Wednesday, January 29, 2014

One of the defendants in Morsi´s ´jailbreak´ trial was dead in 2011, another in jail

 
The trial against the former Egyptian president for charges that they conspired with Hamas and the Lebanese group Hezbollah to help escape more than 20,000 inmates from three Egyptian prisons during the early days of the January 2011 popular uprising, opened Tuesday in Cairo. Among the 131 defendants in the trial, 70 are Palestinians being tried in absentia, some of them alleged Hamas members.
Prosecutors said that over 800 fighters from Gaza had infiltrated Egypt and stormed the prisons with RPGs and heavy armaments, killing several policemen and inmates. Four policemen were reported kidnapped in the attacks. The defendants face charges of damaging and setting fire to prison buildings, murder and attempted murder, as well as looting prison weapons while allowing prisoners from "Hamas, Lebanon's Hezbollah, and the Brotherhood" as well as other "jihadists" and "criminals" break out of the jails.
Morsi and the 130 co-defendants are also accused of "carrying out a plot to bring down the Egyptian state and its institutions."

The trial was postponed, after a short session, till 22 February. The accusations lost some credibility after it aspired that one of the accused Palestinians was killed several years prior to 2011 and that another one was in an Israeli prison at the time the revolution in Egypt started.
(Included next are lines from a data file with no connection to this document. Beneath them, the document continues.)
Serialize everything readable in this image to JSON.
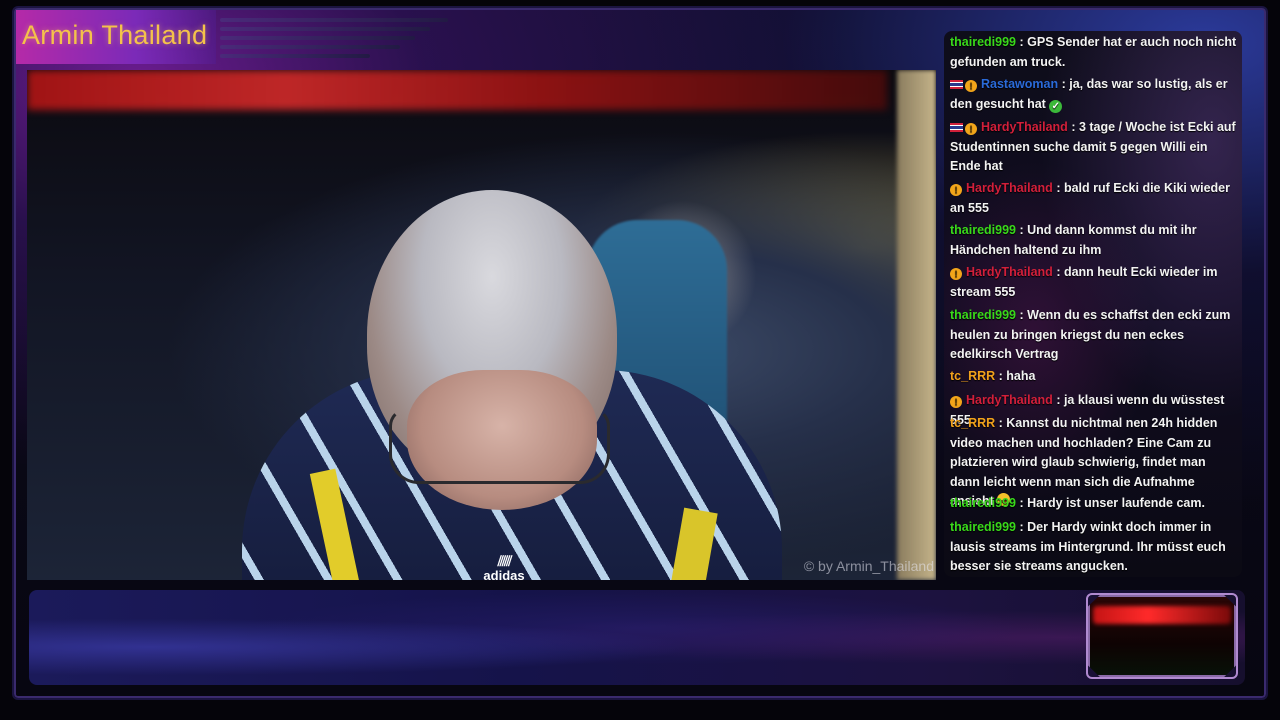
{
  "stream": {
    "title": "Armin Thailand",
    "watermark": "© by Armin_Thailand",
    "shirt_logo": "adidas"
  },
  "chat": {
    "messages": [
      {
        "user": "thairedi999",
        "color": "green",
        "badges": [],
        "text": ": GPS Sender hat er auch noch nicht gefunden am truck."
      },
      {
        "user": "Rastawoman",
        "color": "blue",
        "badges": [
          "flag",
          "coin"
        ],
        "text": ": ja, das war so lustig, als er den gesucht hat",
        "emoji": "check"
      },
      {
        "user": "HardyThailand",
        "color": "red",
        "badges": [
          "flag",
          "coin"
        ],
        "text": ": 3 tage / Woche ist Ecki auf Studentinnen suche damit 5 gegen Willi ein Ende hat"
      },
      {
        "user": "HardyThailand",
        "color": "red",
        "badges": [
          "coin"
        ],
        "text": ": bald ruf Ecki die Kiki wieder an 555"
      },
      {
        "user": "thairedi999",
        "color": "green",
        "badges": [],
        "text": ": Und dann kommst du mit ihr Händchen haltend zu ihm"
      },
      {
        "user": "HardyThailand",
        "color": "red",
        "badges": [
          "coin"
        ],
        "text": ": dann heult Ecki wieder im stream 555"
      },
      {
        "user": "thairedi999",
        "color": "green",
        "badges": [],
        "text": ": Wenn du es schaffst den ecki zum heulen zu bringen kriegst du nen eckes edelkirsch Vertrag"
      },
      {
        "user": "tc_RRR",
        "color": "orange",
        "badges": [],
        "text": ": haha"
      },
      {
        "user": "HardyThailand",
        "color": "red",
        "badges": [
          "coin"
        ],
        "text": ": ja klausi wenn du wüsstest 555"
      },
      {
        "user": "tc_RRR",
        "color": "orange",
        "badges": [],
        "text": ": Kannst du nichtmal nen 24h hidden video machen und hochladen? Eine Cam zu platzieren wird glaub schwierig, findet man dann leicht wenn man sich die Aufnahme ansieht",
        "emoji": "laugh"
      },
      {
        "user": "thairedi999",
        "color": "green",
        "badges": [],
        "text": ": Hardy ist unser laufende cam."
      },
      {
        "user": "thairedi999",
        "color": "green",
        "badges": [],
        "text": ": Der Hardy winkt doch immer in lausis streams im Hintergrund. Ihr müsst euch besser sie streams angucken."
      }
    ]
  },
  "colors": {
    "title": "#f4c24a",
    "user_green": "#39d81a",
    "user_blue": "#2a6ad8",
    "user_red": "#d21f3a",
    "user_orange": "#f0a11c"
  }
}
Shady El-Sanea, whose brother Hossam was one of the Palestinian defendants in the trial, expressed shock with the accusations levelled against his brother, as his brother was killed six years ago, on the first day of the Gaza war in 2008. His mother added that her son was never a member of Hamas and had never visited Egypt. Another Palestinian defendant, Hassan Salama, appeard to have been in an Israeli prison in Januari 2011, according to the Palestinian Information Centre PIC, a press agency in Gaza.
The Hamas movement meanwhile denied allegations made by Egyptian prosecutors during Tuesday's trial, that the movement had helped Morsi and Muslim Brotherhood members escape from prison during the January 2011 uprising. Hamas condemned the accusations as being absurd and politicised. “All of these allegations are nothing but lies,” read the press statement issued by the group on Tuesday. The movemenet demanded an end to incitement and asked to “stop exporting the Egyptian internal crisis to Gaza and Palestinians. It serves no one but the interest of the Zionist occupation, the main enemy of Egypt and Palestine."
After Morsi's ouster last July a campaign has been going on in Egypt  to accuse Hamas of having orchestrated unrest in Egypt, particularly in the restive Sinai Peninsula, which shares a border with the Gaza Strip, where Hamas is based. Hamas has frequently distanced itself from the current unrest in Egypt, affirming that it has never interfered in internal Egyptian matters.